Riposte Internationale

Trois ONG écrivent au Président du CDH au sujet des violations des droits humains au Maroc

Rabat, Paris, New York, le 12 février 2024

Rendu public le 07 mars 2024

À l’attention de Monsieur Omar ZNIBER,
Président du Conseil des droits de l’Homme
Bureau du Haut-Commissariat aux droits de l’homme
Palais Wilson
52 rue des Pâquis
CH-1201 Genève, Suisse


Objet : Mettre fin aux violations des droits humains au Maroc, État partie au
Pacte Relatif aux Droits Civils et Politiques

Monsieur le Président,

Nouvellement élu, nous nous permettons de vous écrire en notre qualité d’associations des droits humains qui s’intéressent particulièrement au respect des droits humains au Maroc.

Nous espérons attirer votre attention sur des atteintes graves et continues des droits humains au Maroc, État membre de votre honorable Conseil.

L’instance des droits de l’Homme de l’ONU, que vous présidez, si elle est apte à répondre aux milliers de plaintes relatives aux violations des droits de l’Homme dans le monde, ne peut être insensible aux graves détériorations et atteintes en matière de droits humains au Maroc.

Le refus ou l’empêchement de plusieurs rapporteurs, spéciaux à effectuer des visites au Maroc sans restrictions ni pression, l’absence de coopération avec l’ensemble des mécanismes de l’ONU et le harcèlement des défenseurs des droits humains, journalistes et activistes pour des droits socio économiques…sont de multiples écueils que vous êtes -de part de votre honorable mission et expertise en capacité d’évaluer et de combattre afin de mettre fin à ces injustices.

Ces dernières années ont vu le pouvoir marocain se lancer dans une campagne de répression et de harcèlement de celles et de ceux qui militent pacifiquement pour leurs droits.
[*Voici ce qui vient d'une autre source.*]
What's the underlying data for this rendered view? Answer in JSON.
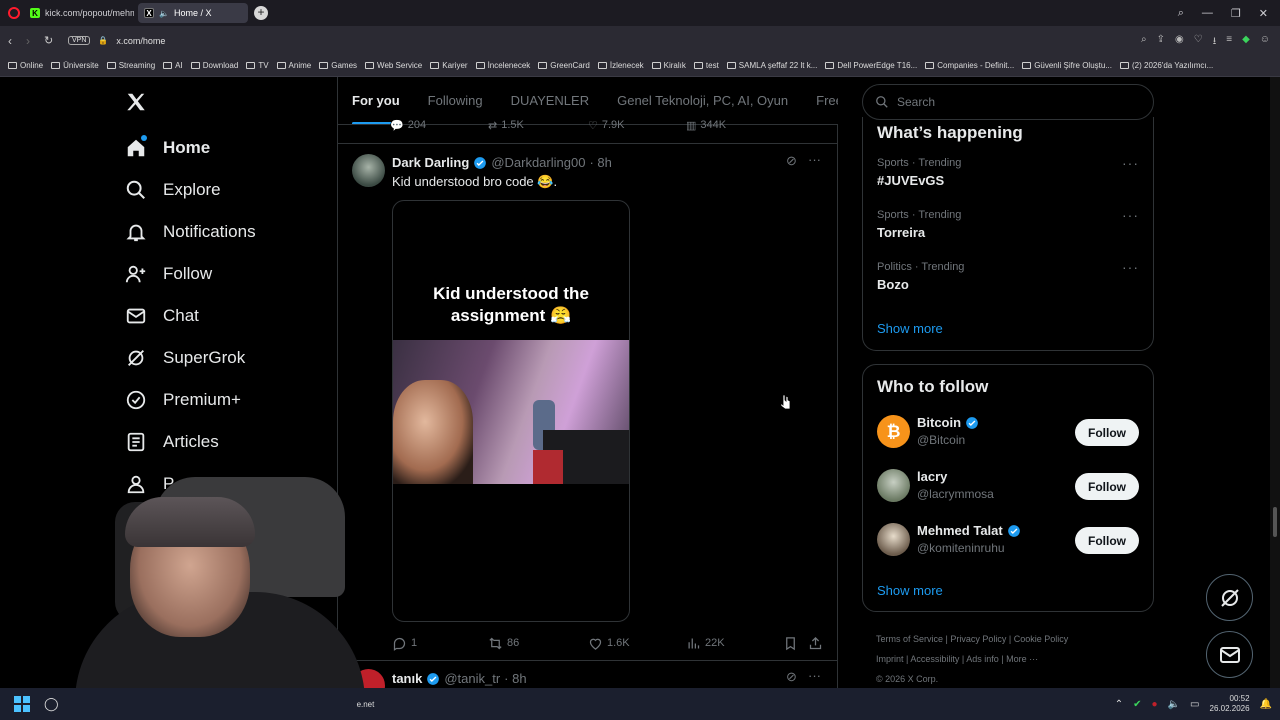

La répression ne peut masquer les échecs cuisants de la politique économique et sociale dans le pays en total déphasage avec les engagements du Maroc en matière des droits humains.
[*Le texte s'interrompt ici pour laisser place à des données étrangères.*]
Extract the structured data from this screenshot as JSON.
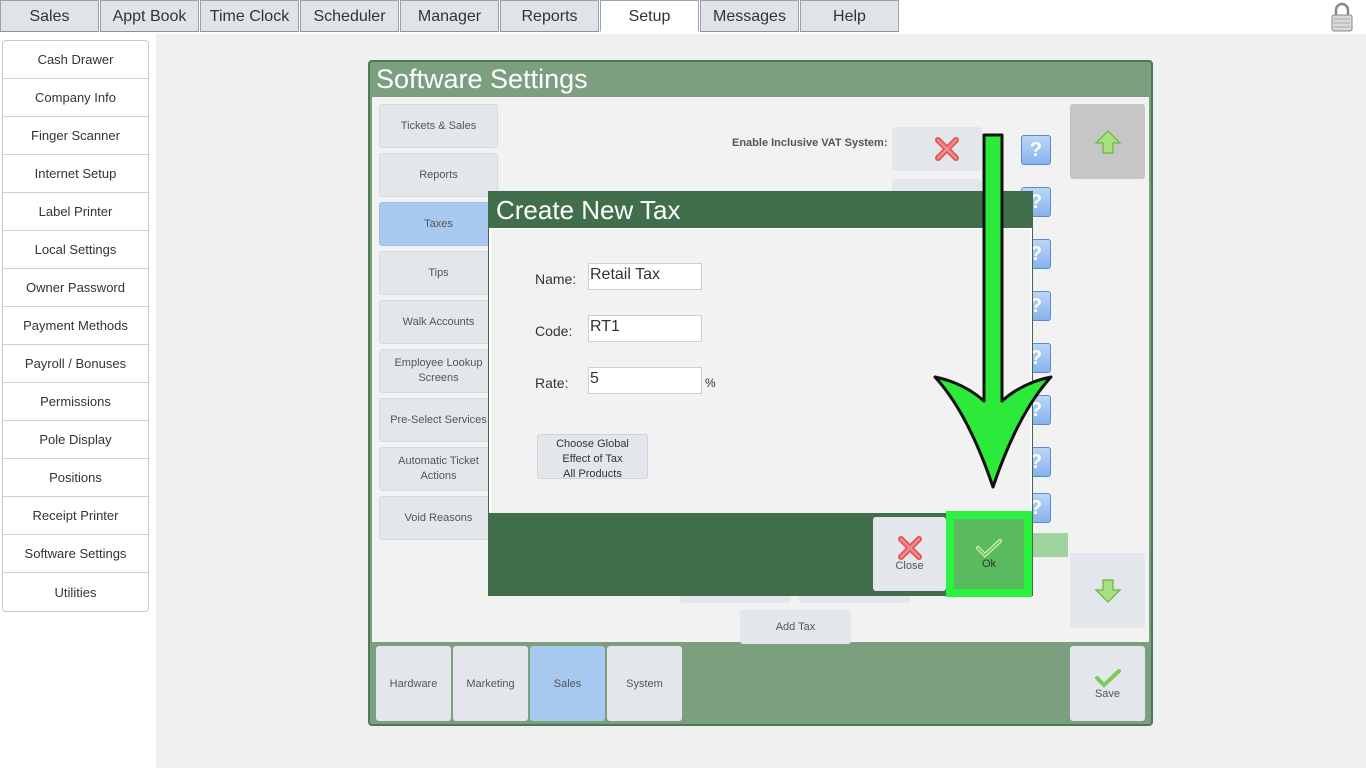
{
  "top_tabs": [
    "Sales",
    "Appt Book",
    "Time Clock",
    "Scheduler",
    "Manager",
    "Reports",
    "Setup",
    "Messages",
    "Help"
  ],
  "active_top_tab": "Setup",
  "sidebar": [
    "Cash Drawer",
    "Company Info",
    "Finger Scanner",
    "Internet Setup",
    "Label Printer",
    "Local Settings",
    "Owner Password",
    "Payment Methods",
    "Payroll / Bonuses",
    "Permissions",
    "Pole Display",
    "Positions",
    "Receipt Printer",
    "Software Settings",
    "Utilities"
  ],
  "panel": {
    "title": "Software Settings",
    "categories": [
      "Tickets & Sales",
      "Reports",
      "Taxes",
      "Tips",
      "Walk Accounts",
      "Employee Lookup Screens",
      "Pre-Select Services",
      "Automatic Ticket Actions",
      "Void Reasons"
    ],
    "active_category": "Taxes",
    "vat_label": "Enable Inclusive VAT System:",
    "help_glyph": "?",
    "add_tax_label": "Add Tax",
    "bottom_tabs": [
      "Hardware",
      "Marketing",
      "Sales",
      "System"
    ],
    "active_bottom_tab": "Sales",
    "save_label": "Save"
  },
  "dialog": {
    "title": "Create New Tax",
    "name_label": "Name:",
    "name_value": "Retail Tax",
    "code_label": "Code:",
    "code_value": "RT1",
    "rate_label": "Rate:",
    "rate_value": "5",
    "percent_sign": "%",
    "global_button": {
      "line1": "Choose Global",
      "line2": "Effect of Tax",
      "line3": "All Products"
    },
    "close_label": "Close",
    "ok_label": "Ok"
  },
  "colors": {
    "header_green": "#426f4b",
    "panel_green": "#7b9f7f",
    "active_blue": "#a7c9f0",
    "highlight_green": "#2af23e"
  }
}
Le Maroc connait une intensification sans précédent de la répression contre celles et ceux qui expriment des opinions critiques contre les politiques de l’État, ou engagent un combat démocratique et pacifique pour faire appliquer le DROIT et seulement le DROIT.

Depuis la répression du mouvement social (dit le Hirak) du Rif en 2017, qui s’est traduite par des condamnations très lourdes, allant de un an à vingt ans de prison ferme, des atteintes inédites à la liberté d’expression frappent de plein fouet toute voix dissidente, et même les personnes exprimant pacifiquement des revendications sociales légitimes.

La tendance sécuritaire, choisie et assumée par les autorités va jusqu’à bâillonner la presse libre, et emprisonner des journalistes pour des motifs fallacieux montés de toutes pièces les condamnant à des peines d’emprisonnement de cinq, six et jusqu’à quinze ans de prison ferme (Omar RADI, Soulaiman RAISSOUN, Taoufik BOUACHRINE…),

Le contrôle des réseaux sociaux, derniers espaces d’expression, n’a pas échappé à cette règle, pour faire taire toute voix qui s’y exprime. Cette répression se fait par l’arrestation et les condamnations iniques d’activistes et de bloggeurs avec des condamnations très lourdes (Saida EL ALAMI, Rida BENOTMANE), et l’ancien bâtonnier et ancien ministre âgé de plus de quatre-vingts ans, Maître Mohamed ZIANE, condamné en novembre 2022 à trois ans de prison ferme pour son franc parler.

Des militants sahraouis subissent le même sort avec des peines trop lourdes, particulièrement des détenus appelés Groupe de Gdim Ezzig.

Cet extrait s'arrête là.